AuthorRank goes much further by combining the web of people with the web of links. It’s a page level application of authority based on the reputation of the author. Not only that, AuthorRank can be used to make the link graph more accurate, reducing or eliminating the impact of manufactured link building efforts that undermine true trust and authority.
Panda will feel like a speedbump if Google can implement a fully realized version of AuthorRank.
Preparing for AuthorRank
Here are a few steps you can take to future proof your SEO and prepare for AuthorRank.
You have to be in it to win it. Implement rel=author and claim your content today. My Google Authorship how-to has additional details.
Engage on Google+ (and elsewhere)
Activity and engagement will be important. You can certainly just be a content creator but authors can also establish additional credibility by engaging in meaningful dialog on Google+ and other platforms.
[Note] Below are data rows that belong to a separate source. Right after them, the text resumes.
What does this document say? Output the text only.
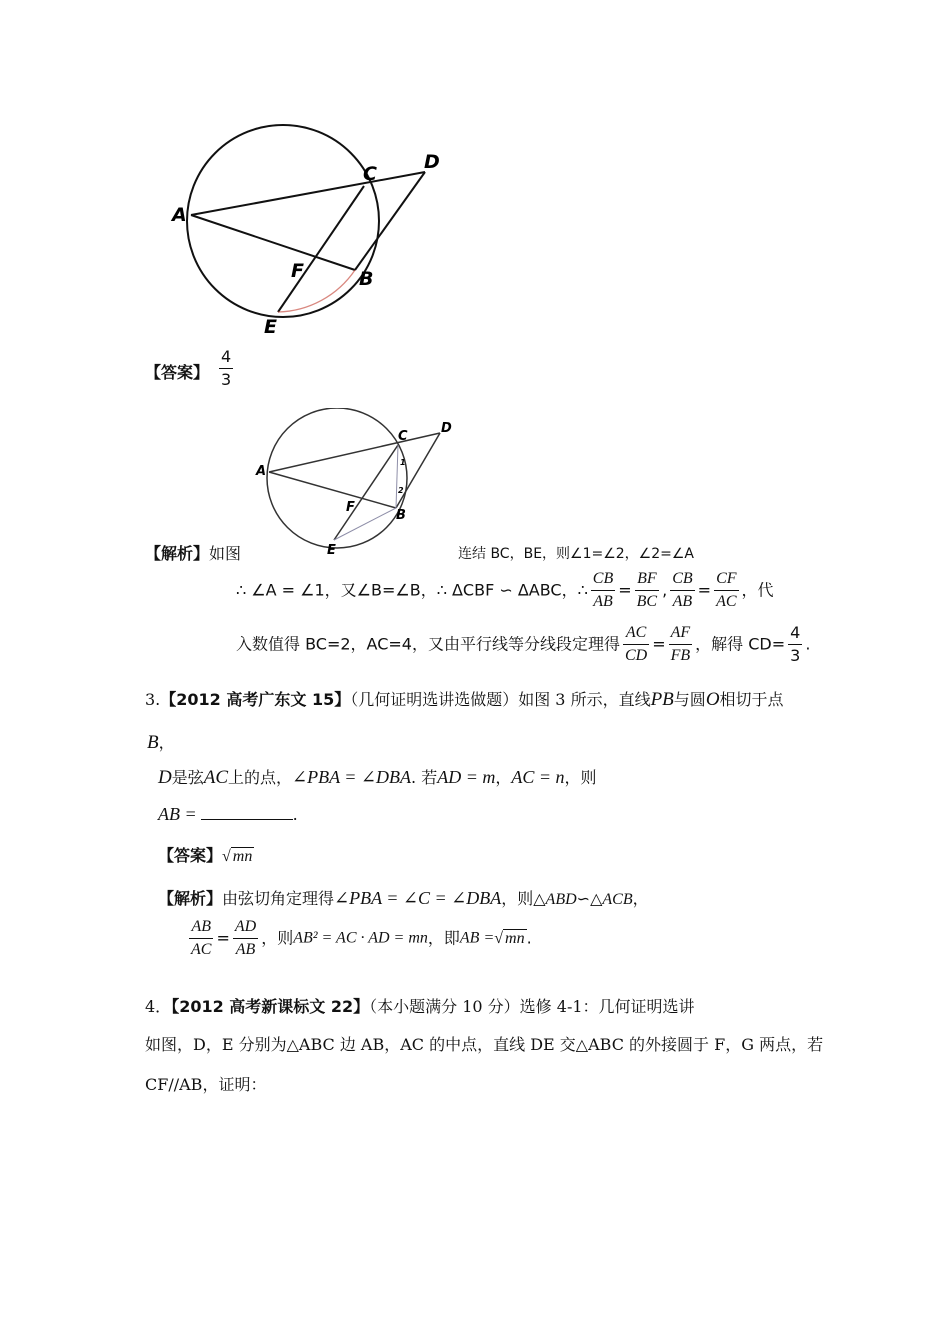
A
C
D
F	B
E
【答案】 $\frac{4}{3}$
A
C
D
F
B
E
1
2
【解析】如图	连结 BC，BE，则∠1=∠2，∠2=∠A
∴ ∠A = ∠1，又∠B=∠B，∴ ΔCBF ∽ ΔABC，∴ $\frac{CB}{AB} = \frac{BF}{BC}$ , $\frac{CB}{AB} = \frac{CF}{AC}$ ，代
入数值得 BC=2，AC=4，又由平行线等分线段定理得 $\frac{AC}{CD} = \frac{AF}{FB}$ ，解得 $CD= \frac{4}{3}$ .
3.【2012 高考广东文 15】（几何证明选讲选做题）如图 3 所示，直线PB与圆O相切于点
B，
D是弦AC上的点，∠PBA = ∠DBA. 若AD = m，AC = n，则
AB =	.
【答案】√ mn
【解析】由弦切角定理得∠PBA = ∠C = ∠DBA，则△ABD∽△ACB，
$\frac{AB}{AC} = \frac{AD}{AB}$ ，则AB² = AC · AD = mn，即AB =√ mn .
4．【2012 高考新课标文 22】（本小题满分 10 分）选修 4-1：几何证明选讲
如图，D，E 分别为△ABC 边 AB，AC 的中点，直线 DE 交△ABC 的外接圆于 F，G 两点，若
CF//AB，证明：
Check out my engagement and best practices section (near the bottom) of my Google Plus SEO guide.
Produce Great Content
AuthorRank places a much heavier emphasis on producing valuable content, not just in the traditional way but in how you interact and engage with others. Don’t be the person who responds with ‘great post’ over and over again.
AuthorRank means that your reputation as a content creator will influence the ranking of search results. Not only that but AuthorRank can be used to make the link graph more accurate.
AuthorRank combines the web of people with the web of links to create a more savvy view of trust and authority that will be used to rank search results.
Is AuthorRank a reality today? No. But it’s no longer about if it happens but when.